Monday, March 19, 2012

Cryptozoology News

A new frog species found in New York and New Jersey

A new frog species has been discovered in the midst of some of the world’s tallest skyscrapers. The frogs are believed to have lived among us for a century without being recognized. "So much for the notion that new species are never found in America," comments Loren Coleman. Over at Frontiers of Zoology, Dale Drinnon rounds up reports of giant snakes in New Mexico over the past few decades. From the descriptions, the snakes are sometimes as large as telephone poles and over 12 feet long. One man recalls seeing the ground heaving up and down supposedly as a giant snake breathed, which makes us think of the giant underground worms in Tremors, but as far as we know Kevin Bacon is not involved. 

 Cloning a Mammoth?

Scientists from the Northeastern Federal University in the Siberian city of Yakutsk and the Center of Biotechnological Studies in Seoul are launching a joint project to clone an animal that became extinct many thousands years ago – the mammoth.
“The aim of our project is to study the genetic codes of primeval animals,” Semyon Grigoryev, a biologist from Yakutsk, says. “But the main objective is to clone a mammoth.”
It may seem like an easy task: simply extract genetic material from mammoth remains, transplant it into an egg cell of a modern female elephant, wait for 22 months (an elephant’s pregnancy period) and get a real mammoth! But the most difficult thing would be finding well-preserved genetic material.
“Our Korean colleagues are worried that the genetic material from mammoth remains found in Siberia may not be viable enough for that,” another biologist, Gennady Boeskurov, says.
“Sometimes, specimens of mammoth remains are so well preserved, almost as if the animal died yesterday. But they may not be as “fresh” as they look, because the ice of the so-called permafrost layer in Siberia sometimes melts in summer. So I don’t believe it is actually possible to find living cells in mammoths’ remains found in Siberia.”
It is known that microorganisms and plants could remain viable in a state of anabiosis (a state of suspended animation) for thousands of years, and then come back to life. But this does not work for mammoths.
Nevertheless, the project’s participants are still hoping to find a mammoth fossil that has never experienced a thaw. For this purpose, the Koreans are planning to bring a mobile laboratory to Yakutia (of which Yakutsk is the administrative center) this summer.
“There is another way to clone a mammoth – by using the so-called ‘indirect’ cloning method,” Gennady Boeskurov says.
“Fragments of mammoth DNA can be found in their remains in the Siberian permafrost, and we can restore the genetic codes of these animals that became extinct long ago. In fact, scientists have already decoded 50% of the mammoth’s genetic code. Many laboratories all over the world are working on that, and, if the mammoth’s genome is fully decoded, it would be possible to modify the genetic code of modern elephants and clone a mammoth in this way.”
The head of the Korean team of scientists, Mr. Hwang Woo-suk, an expert in stem cells, sounds very optimistic. “I believe, we’ll achieve our goal within several years,” he says.
However, some skeptics say that Mr. Hwang’s reputation as a scientist is not impeccable. Some time ago, he claimed that he had achieved some success in cloning a human. But later, Mr. Hwang had to confess that he had falsified the results of his work. But at the same time, nobody has ever questioned his success in cloning dogs, pigs and wolves. So, maybe, Mr. Hwan would really succeed in coning a mammoth.
This is Russia’s second joint project aimed at cloning a mammoth. The first one is being conducted in partnership with Japan. This year, a shinbone of a mammoth with well-preserved remains of bone marrow was found in Yakutia. It was decided to use this bone marrow for extracting genetic material for a mammoth clone.
Scientists hope that this clone will be born in about 5 years from now!!!!

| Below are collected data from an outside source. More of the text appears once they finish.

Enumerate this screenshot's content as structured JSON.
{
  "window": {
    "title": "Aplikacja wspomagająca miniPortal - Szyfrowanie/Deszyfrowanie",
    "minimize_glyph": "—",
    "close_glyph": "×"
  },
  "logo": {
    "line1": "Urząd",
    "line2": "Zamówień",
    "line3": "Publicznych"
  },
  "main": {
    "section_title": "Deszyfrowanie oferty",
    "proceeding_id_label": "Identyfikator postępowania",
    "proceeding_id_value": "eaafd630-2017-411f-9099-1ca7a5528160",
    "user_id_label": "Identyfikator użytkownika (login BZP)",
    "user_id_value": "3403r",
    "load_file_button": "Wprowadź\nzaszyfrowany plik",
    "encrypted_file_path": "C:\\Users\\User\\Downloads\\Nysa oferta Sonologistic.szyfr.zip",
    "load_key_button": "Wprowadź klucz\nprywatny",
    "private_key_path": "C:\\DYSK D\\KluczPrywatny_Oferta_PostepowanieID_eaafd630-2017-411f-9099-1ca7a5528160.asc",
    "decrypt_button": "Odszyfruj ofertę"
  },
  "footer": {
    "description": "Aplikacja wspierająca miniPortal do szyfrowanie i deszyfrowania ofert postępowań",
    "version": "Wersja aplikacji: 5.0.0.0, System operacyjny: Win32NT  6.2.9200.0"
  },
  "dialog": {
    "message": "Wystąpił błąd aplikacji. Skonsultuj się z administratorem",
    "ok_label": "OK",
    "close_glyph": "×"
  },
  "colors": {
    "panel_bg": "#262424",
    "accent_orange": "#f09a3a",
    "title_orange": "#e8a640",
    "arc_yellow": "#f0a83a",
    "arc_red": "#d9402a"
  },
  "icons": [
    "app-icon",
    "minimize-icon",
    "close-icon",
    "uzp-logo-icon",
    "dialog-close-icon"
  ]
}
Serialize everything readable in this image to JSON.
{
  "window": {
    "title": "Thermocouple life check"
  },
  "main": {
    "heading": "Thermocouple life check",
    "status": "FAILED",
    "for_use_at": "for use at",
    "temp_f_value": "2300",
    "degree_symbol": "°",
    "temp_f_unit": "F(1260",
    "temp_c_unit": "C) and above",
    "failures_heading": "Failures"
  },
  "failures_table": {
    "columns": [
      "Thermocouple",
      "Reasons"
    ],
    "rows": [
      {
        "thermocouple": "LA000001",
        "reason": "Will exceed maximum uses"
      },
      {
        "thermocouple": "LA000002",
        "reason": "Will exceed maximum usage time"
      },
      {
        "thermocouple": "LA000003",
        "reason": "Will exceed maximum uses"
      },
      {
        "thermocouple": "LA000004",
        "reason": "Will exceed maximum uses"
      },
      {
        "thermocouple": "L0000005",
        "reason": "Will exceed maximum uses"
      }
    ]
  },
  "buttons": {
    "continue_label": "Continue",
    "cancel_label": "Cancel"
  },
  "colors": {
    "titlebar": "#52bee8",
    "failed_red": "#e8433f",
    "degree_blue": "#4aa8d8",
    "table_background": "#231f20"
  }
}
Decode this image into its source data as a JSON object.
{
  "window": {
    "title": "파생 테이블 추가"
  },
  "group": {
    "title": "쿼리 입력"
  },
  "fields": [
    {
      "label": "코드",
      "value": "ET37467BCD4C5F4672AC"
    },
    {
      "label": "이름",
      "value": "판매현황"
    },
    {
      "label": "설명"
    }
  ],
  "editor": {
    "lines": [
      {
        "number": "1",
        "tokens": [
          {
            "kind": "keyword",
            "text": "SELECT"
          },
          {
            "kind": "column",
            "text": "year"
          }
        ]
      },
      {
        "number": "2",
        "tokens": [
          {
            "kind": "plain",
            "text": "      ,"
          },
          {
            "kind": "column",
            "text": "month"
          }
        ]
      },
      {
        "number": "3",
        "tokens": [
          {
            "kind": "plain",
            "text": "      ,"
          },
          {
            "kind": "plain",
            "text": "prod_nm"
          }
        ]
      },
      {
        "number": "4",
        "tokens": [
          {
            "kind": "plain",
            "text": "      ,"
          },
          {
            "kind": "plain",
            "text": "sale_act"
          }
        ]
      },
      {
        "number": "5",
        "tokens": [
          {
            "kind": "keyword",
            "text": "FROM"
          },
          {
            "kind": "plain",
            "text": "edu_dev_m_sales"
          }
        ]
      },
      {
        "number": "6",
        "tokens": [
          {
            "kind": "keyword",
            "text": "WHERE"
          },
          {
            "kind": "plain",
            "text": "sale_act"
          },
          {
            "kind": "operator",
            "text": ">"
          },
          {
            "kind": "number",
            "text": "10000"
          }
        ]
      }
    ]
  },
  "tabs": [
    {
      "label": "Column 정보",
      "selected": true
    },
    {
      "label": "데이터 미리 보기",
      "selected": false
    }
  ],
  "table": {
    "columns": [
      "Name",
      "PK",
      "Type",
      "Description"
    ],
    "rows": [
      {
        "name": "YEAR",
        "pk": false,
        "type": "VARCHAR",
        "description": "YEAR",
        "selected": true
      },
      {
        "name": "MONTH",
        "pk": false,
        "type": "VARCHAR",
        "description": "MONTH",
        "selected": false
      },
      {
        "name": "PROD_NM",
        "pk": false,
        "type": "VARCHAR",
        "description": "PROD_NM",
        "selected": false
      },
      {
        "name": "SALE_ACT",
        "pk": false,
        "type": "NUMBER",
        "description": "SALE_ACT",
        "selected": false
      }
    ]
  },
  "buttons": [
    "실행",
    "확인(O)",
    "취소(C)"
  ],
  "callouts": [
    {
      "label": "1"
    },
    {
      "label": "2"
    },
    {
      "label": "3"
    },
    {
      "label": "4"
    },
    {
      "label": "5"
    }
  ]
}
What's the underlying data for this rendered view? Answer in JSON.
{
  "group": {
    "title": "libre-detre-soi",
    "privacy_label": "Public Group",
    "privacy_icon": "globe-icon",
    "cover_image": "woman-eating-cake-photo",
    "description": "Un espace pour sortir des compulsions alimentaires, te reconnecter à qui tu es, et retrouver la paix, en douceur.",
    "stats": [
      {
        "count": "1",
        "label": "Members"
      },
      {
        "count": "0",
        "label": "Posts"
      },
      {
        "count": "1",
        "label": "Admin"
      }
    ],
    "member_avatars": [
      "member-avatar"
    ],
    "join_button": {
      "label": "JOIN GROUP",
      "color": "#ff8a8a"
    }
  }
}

 Mysterious animal explosions at hog farms, baffle scientists! 

Mysterious explosions on hog farms across the Midwest are killing hogs and perplexing scientists. The explosions seem to originate from the manure pits where an unexplained foam forms, trapping methane gas within "manure bubbles." Be warned, the photos are just as disturbing as whatever your mind has conjured up with the phrase "manure bubbles."